- Born: 1891
- Died: July 1971 (aged 79–80)
- Occupation: Businessman

= Charles A. Hepburn =

British businessman (1891–1971)

Charles A. Hepburn (16 Feb 1891 – 16 July 1971) was a Scottish businessman, a joint founder, along with Herbert Ross, of the Hepburn and Ross whisky blending company, which was the first to blend the popular Red Hackle whisky (blended today by Lang Brothers). The prosperity that Hepburn and Ross' enterprise brought Charles Hepburn allowed him to become a well known Glasgow patron of the arts, with him amassing a large collection of literature and books in particular. He also collected various paintings, furniture, arms and armour, as well as oriental rugs.

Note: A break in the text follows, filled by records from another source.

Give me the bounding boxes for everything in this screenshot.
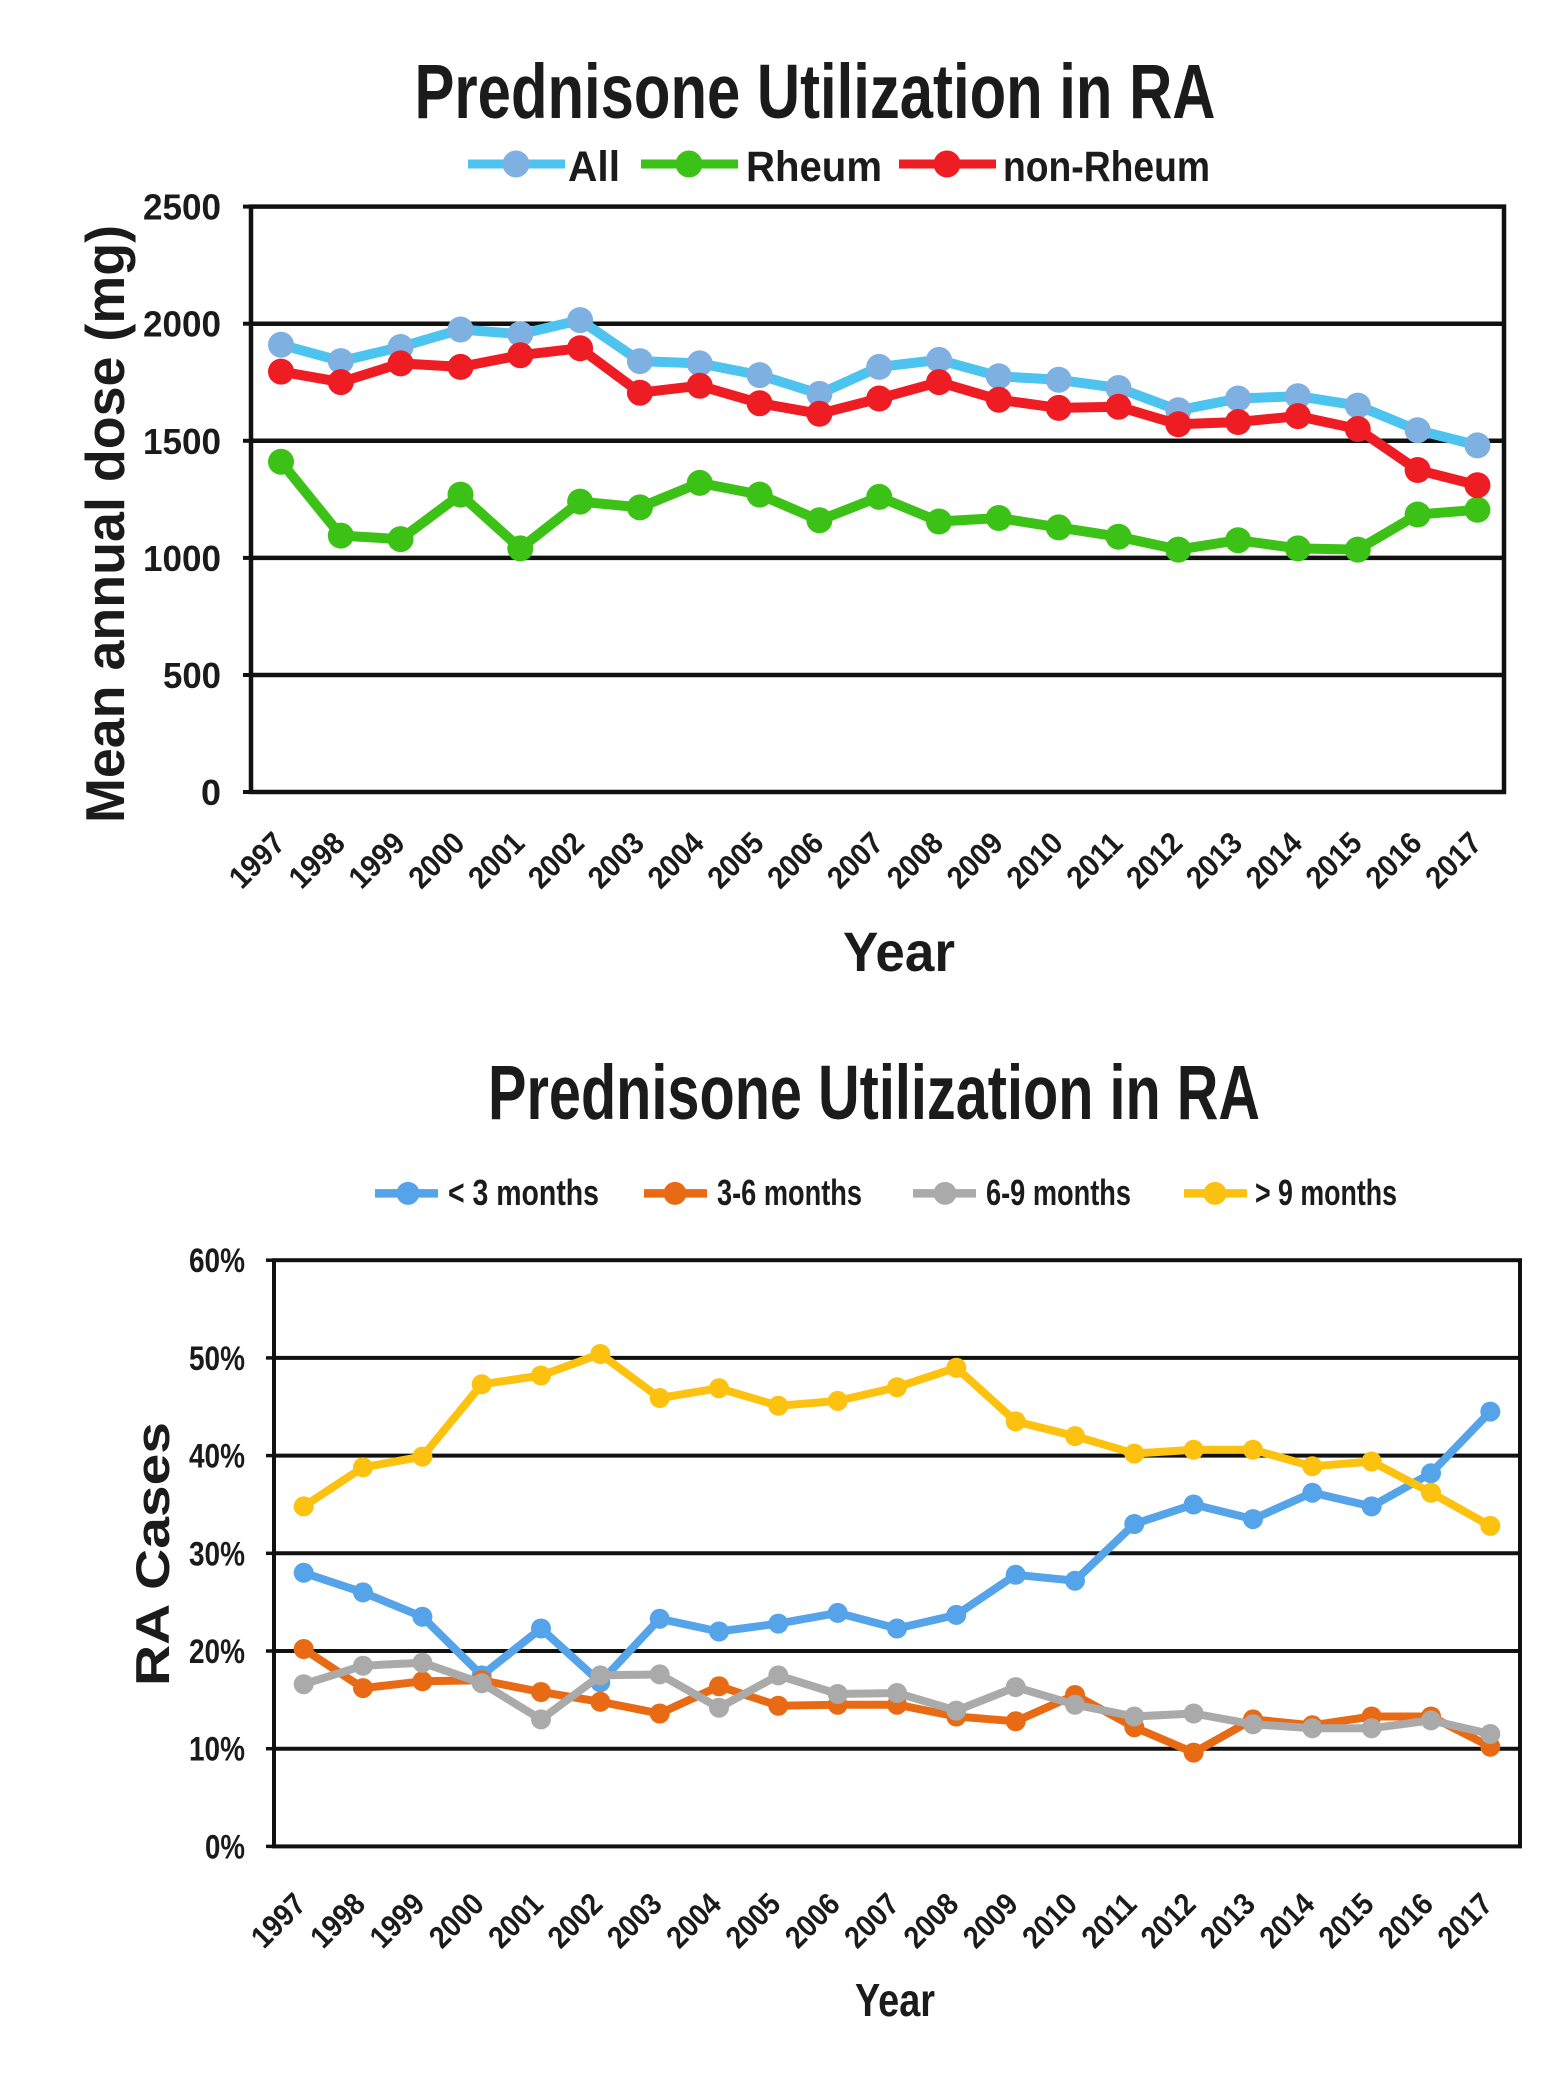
svg-text:Mean annual dose (mg): Mean annual dose (mg) [74,225,136,823]
svg-text:> 9 months: > 9 months [1255,1172,1397,1213]
svg-text:6-9 months: 6-9 months [986,1172,1131,1213]
svg-text:Year: Year [843,920,955,983]
svg-text:Prednisone Utilization in RA: Prednisone Utilization in RA [415,49,1216,135]
svg-text:500: 500 [163,655,221,696]
svg-text:1000: 1000 [143,538,221,579]
svg-text:2000: 2000 [143,304,221,345]
svg-text:1500: 1500 [143,421,221,462]
svg-text:Rheum: Rheum [746,143,882,191]
svg-text:non-Rheum: non-Rheum [1003,143,1210,191]
svg-text:30%: 30% [189,1535,245,1573]
svg-text:All: All [568,143,620,191]
svg-text:2500: 2500 [143,187,221,228]
svg-text:< 3 months: < 3 months [448,1172,599,1213]
svg-text:50%: 50% [189,1340,245,1378]
svg-text:Year: Year [855,1974,935,2026]
svg-text:Prednisone Utilization in RA: Prednisone Utilization in RA [488,1050,1260,1136]
svg-text:RA Cases: RA Cases [126,1422,179,1686]
svg-text:60%: 60% [189,1242,245,1280]
svg-text:0: 0 [201,772,221,813]
svg-text:10%: 10% [189,1731,245,1769]
svg-text:0%: 0% [205,1828,245,1866]
svg-text:40%: 40% [189,1438,245,1476]
svg-text:3-6 months: 3-6 months [717,1172,862,1213]
svg-text:20%: 20% [189,1633,245,1671]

He became a benefactor to the University of Glasgow, for which he was given an honorary doctorate in law in 1964. He was also involved with the Glasgow Zoo (as was his colleague Herbert Ross), of which he became president. He is widely credited for reviving the fortunes of the zoo in the late 1950s and early 1960s by renovating it and donating some of his own money to this end.

Hepburn died on 16 July 1971. He bequeathed to Glasgow University a large number of books and manuscripts, some 300 in total, which are now held there as the Hepburn Bequest. He also left a house to the university, which is now known as Hepburn House, and fittingly, given Hepburn's commitment to the arts, houses the university's History of Art Department.